Finitists go further and refuse to admit any infinite objects at all. This has always been pretty rare, and it's effectively dead now after the failure of Hilbert's program. It turns out you lose a ton of math this way - even statements that superficially appear to deal only with finite objects - including things as elementary as parts of arithmetic. Nonetheless there are still a few serious finitists.
Ultrafinitists refuse to admit any sufficiently large finite objects. So for instance they deny that exponentiation is always well-defined. This is completely unworkable. It's ultrafringe and always has been.
Wildberger is an ultrafinitist.
kthielen|1 year ago
I don’t mean to be pedantic (although it’s in keeping with constructivism) but in the case you describe, you don’t have to provide a particular x but rather you have to provide a function mapping all x in X to P(x).
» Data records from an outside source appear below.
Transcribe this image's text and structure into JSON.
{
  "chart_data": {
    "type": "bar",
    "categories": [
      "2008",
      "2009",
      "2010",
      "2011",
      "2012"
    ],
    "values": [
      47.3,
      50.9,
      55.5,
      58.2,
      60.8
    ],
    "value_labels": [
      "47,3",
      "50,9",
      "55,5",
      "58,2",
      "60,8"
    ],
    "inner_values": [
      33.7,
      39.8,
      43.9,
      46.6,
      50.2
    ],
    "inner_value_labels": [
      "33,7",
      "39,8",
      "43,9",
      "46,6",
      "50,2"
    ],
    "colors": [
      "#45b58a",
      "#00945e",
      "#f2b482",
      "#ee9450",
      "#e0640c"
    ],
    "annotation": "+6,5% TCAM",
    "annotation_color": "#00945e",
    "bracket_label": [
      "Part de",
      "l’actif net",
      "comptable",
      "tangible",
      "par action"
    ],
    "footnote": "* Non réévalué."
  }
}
It may very well be that X is uninhabited but this is still a valid constructive proof (anything follows from nothing, after all).
If instead of “for all” you’d said “there exists”, then yes constructivism requires that you deliver the goods you’ve promised.
nyssos|1 year ago
mbivert|1 year ago
It's likely: I purposefully stayed loose about the "infinite processes" to avoid going awry. I do however remembered him justifying his views as such though: he's not going into details, but he's making that point here[0] (c. 0:40). I assumed — perhaps wrongfully — that he got those historical "facts" correct.